O presente trabalho tem como objetivo conhecer algumas das formas de reorganização societária (fusão, incorporação e cisão), que objetivam a concentração de capital e poder. Tais operações podem se dar tanto por meio da unidade (incorporação e fusão) quanto na pluralidade (cisão).

PALAVRAS CHAVES: “fusão”; “incorporação”; “cisão”

1. INTRODUÇÃO

Assistimos atualmente um acelerado processo de globalização da economia, e isso é uma tendência e um caminho sem volta. Cada vez mais se vê a concentração de determinadas atividades produtivas nas mãos de grupos econômicos reduzidos.

A globalização crescente tem culminado no aumento da competitividade entre as empresas, que tem se tornado cada vez mais acirrada. Hoje, a concorrência impõe uma otimização no funcionamento e na produção das empresas, para que elas possam oferecer produtos e serviços a preços mais acessíveis.

Neste sentido, a fusão, a incorporação e a cisão de empresas se apresentam como uma estratégia delas se tornarem ainda mais competitivas. Tais formas de reorganização societária possuem intuito precipuamente econômico, ou seja, buscam atender os objetivos e interesses das sociedades envolvidas nessas operações.

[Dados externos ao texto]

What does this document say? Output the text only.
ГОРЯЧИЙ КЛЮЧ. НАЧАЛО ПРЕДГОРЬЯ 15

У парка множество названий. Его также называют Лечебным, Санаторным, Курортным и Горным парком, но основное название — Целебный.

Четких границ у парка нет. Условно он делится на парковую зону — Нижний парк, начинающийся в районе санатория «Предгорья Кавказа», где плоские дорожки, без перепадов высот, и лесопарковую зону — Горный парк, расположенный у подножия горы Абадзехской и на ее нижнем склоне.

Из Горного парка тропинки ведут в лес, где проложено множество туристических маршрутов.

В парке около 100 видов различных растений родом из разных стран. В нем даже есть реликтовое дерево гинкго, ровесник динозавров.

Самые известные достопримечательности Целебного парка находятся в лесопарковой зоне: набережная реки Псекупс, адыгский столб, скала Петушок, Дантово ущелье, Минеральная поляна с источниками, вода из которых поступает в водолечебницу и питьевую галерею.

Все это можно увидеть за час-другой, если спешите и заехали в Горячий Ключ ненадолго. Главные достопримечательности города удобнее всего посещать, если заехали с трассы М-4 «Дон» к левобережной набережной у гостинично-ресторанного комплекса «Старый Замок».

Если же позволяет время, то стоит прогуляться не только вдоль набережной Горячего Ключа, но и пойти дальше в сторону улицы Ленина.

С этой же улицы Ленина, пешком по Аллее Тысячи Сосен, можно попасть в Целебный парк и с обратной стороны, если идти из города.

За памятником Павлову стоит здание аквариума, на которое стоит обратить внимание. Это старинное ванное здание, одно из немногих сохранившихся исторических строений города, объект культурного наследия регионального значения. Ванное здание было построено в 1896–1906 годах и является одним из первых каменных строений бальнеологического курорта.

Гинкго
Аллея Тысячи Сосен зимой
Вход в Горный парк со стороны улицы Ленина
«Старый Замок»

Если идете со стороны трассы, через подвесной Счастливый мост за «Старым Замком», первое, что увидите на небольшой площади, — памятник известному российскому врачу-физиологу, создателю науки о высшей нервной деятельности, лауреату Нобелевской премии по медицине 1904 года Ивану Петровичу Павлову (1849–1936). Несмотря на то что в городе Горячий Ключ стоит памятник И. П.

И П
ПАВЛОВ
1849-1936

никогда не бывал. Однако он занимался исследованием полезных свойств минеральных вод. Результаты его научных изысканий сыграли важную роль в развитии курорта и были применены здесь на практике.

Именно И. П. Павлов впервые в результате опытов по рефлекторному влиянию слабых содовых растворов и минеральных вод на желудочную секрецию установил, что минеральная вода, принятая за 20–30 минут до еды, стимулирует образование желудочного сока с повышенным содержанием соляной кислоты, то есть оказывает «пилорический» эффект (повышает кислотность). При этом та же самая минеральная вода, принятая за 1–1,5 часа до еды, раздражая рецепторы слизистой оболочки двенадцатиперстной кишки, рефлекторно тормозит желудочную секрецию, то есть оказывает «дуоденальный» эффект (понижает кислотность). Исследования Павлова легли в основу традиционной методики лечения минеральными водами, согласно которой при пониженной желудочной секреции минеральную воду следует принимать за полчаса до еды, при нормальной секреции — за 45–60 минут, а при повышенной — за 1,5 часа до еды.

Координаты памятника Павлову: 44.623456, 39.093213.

Em suma, pode-se dizer que as empresas se reorganizam para adentrar em mercados que estão sendo dominados por outra; para se fortalecerem ante à concorrência ou mesmo para trocar tecnologias úteis entre si.

2. FUSÃO

Na fusão, dois ou mais corpos sociais se unem, extinguindo-se e criando uma nova sociedade. Esta sociedade criada sucederá todos os direitos e obrigações das sociedades fundidas (consoante o artigo 228). Assim como na incorporação, ocorre a soma dos patrimônios societários e dos sócios quotistas e/ou acionistas. A grande diferença é que, na incorporação, esse somatório se dá a bem de uma das sociedades (a incorporadora), que assumirá todo patrimônio e os sócios da incorporada.

Na operação de fusão, as sociedades somam-se a bem da constituição de uma terceira sociedade. Somam-se tanto o patrimônio ativo e passivo quanto as coletividades sociais, ou seja, os sócios quotistas/acionistas, a bem de um novo corpo social, extinguindo-se as nominações anteriores.

Podem ser fundidas sociedades de tipos iguais ou diferentes, conforme o artigo 223 da Lei 6.404/76. A sociedade que se formar como fruto da cisão poderá tomar qualquer tipo societário, ainda que diferente das sociedades que se fundiram.

Assim como na incorporação, antes da fusão deverá ser elaborado um protocolo entre as sociedades que serão fundidas, onde deverão constar todas as informações sobre a operação. Cada sociedade deverá, por meio de assembleia geral, aprovar o protocolo da operação, observando o quórum relativo ao tipo societário. Pode ser prevista no contrato ou estatuto social um quórum específico para tal deliberação. Se aprovada a proposta, os sócios procederão à nomeação dos peritos que farão a avaliação do patrimônio líquido das sociedades envolvidas.

Após a elaboração do laudo pelos peritos, uma nova assembleia deverá ser convocada para análise desses laudos, sendo vedado aos sócios votar o laudo de avaliação correspondente à sociedade de que fizerem parte. Gladston Mamede (2008, p. 222) entende ser direito dos sócios desistirem do negócio naqueles termos, com exceção dos casos nos quais os avaliadores forem constituídos como árbitros, na forma da lei 9.307/96, situação em que a avaliação tem qualidade de sentença arbitral.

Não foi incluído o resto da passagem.